A narrativa se passa entre a Itália e a França, em 1774, começa no meio, volta para o começo com flashbacks, retorna ao ponto em que começou no clímax e avança linearmente ao seu desfecho. Vicent Perez - O barão de Sigognac - está na carroça de uma trupe de atores à caminho de Paris mortalmente ferido e um fiscal de saúde que leva água para eles convence um deprimido Pulcinella a contar a história do Barão. Daí pulamos para um flashback ao começo da história.

O barão era um moleque falido e com piolhosaos cuidados de um servo gagá. A trupe pediu asilo em seu castelo frente à uma tempestade, entretanto só encontraram goteiras e carvão como hospitalidade. Na calada da noite o servo do barão os pediu que o levassem a Paris e inventou que se o Barão se apresentasse com uma espada ao Rei da França, ele restituiria a nobreza dos Sigognac por um dívida passada. Jean-François Perrier - O Sr. Matamorro, líder da trupe - acreditou na história e levou o barão consigo.

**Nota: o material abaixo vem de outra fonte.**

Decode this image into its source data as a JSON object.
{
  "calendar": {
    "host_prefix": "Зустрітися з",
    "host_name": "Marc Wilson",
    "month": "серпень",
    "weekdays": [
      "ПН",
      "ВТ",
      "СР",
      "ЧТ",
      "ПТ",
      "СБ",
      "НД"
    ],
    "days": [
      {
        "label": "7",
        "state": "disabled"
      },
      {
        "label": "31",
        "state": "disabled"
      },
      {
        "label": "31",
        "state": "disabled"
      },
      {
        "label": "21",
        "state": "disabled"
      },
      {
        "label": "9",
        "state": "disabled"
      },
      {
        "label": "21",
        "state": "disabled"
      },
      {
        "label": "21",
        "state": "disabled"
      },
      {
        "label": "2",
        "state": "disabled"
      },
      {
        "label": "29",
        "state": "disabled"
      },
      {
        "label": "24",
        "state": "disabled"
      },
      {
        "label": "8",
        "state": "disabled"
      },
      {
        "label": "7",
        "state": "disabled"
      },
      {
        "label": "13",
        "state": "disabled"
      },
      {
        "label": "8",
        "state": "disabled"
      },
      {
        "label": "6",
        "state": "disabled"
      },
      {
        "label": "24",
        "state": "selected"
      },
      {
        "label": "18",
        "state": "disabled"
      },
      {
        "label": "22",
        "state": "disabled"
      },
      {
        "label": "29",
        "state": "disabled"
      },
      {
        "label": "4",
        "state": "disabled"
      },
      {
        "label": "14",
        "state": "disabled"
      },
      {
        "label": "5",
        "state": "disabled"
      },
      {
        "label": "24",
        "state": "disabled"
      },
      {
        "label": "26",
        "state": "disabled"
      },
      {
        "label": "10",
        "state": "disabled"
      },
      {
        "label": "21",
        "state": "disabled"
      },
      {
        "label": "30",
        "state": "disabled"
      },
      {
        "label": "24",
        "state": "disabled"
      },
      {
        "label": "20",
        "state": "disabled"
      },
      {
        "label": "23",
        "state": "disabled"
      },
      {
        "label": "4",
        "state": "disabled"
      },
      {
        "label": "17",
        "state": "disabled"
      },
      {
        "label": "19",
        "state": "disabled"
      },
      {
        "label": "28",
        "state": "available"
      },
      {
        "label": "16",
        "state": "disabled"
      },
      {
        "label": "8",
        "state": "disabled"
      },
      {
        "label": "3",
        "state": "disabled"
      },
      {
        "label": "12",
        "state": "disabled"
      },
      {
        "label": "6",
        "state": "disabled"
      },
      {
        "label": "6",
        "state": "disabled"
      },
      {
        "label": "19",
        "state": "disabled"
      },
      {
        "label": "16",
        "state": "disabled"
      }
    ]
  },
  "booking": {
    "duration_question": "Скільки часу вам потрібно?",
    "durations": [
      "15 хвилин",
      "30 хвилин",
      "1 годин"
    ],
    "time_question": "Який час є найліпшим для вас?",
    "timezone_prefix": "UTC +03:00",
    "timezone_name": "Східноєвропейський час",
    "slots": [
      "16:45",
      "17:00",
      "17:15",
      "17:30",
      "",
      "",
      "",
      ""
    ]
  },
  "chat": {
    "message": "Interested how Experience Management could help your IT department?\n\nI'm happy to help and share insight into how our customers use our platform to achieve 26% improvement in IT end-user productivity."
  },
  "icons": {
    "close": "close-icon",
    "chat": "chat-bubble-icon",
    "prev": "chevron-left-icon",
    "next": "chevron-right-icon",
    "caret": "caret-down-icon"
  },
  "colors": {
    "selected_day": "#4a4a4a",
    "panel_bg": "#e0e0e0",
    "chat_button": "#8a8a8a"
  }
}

A partir deste ponto o diretor mostra sua genialidade em exibir a principal característica da commédia del'arte - a simbiose entre ator e personagem - ao passo que os atores da trupe receberam e trataram o barão não como si próprios, mas como as personagens que interpretam o receberiam. Assim a belíssima Serafina, que representava a cortesã, a adúltera o tentou seduzir enquanto Isabelle, que fazia a namorada, se apaixonou por ele. Pulcinella, o Arlequim assumiu para si o posto de servo do barão e ensinando-o a ser nobre.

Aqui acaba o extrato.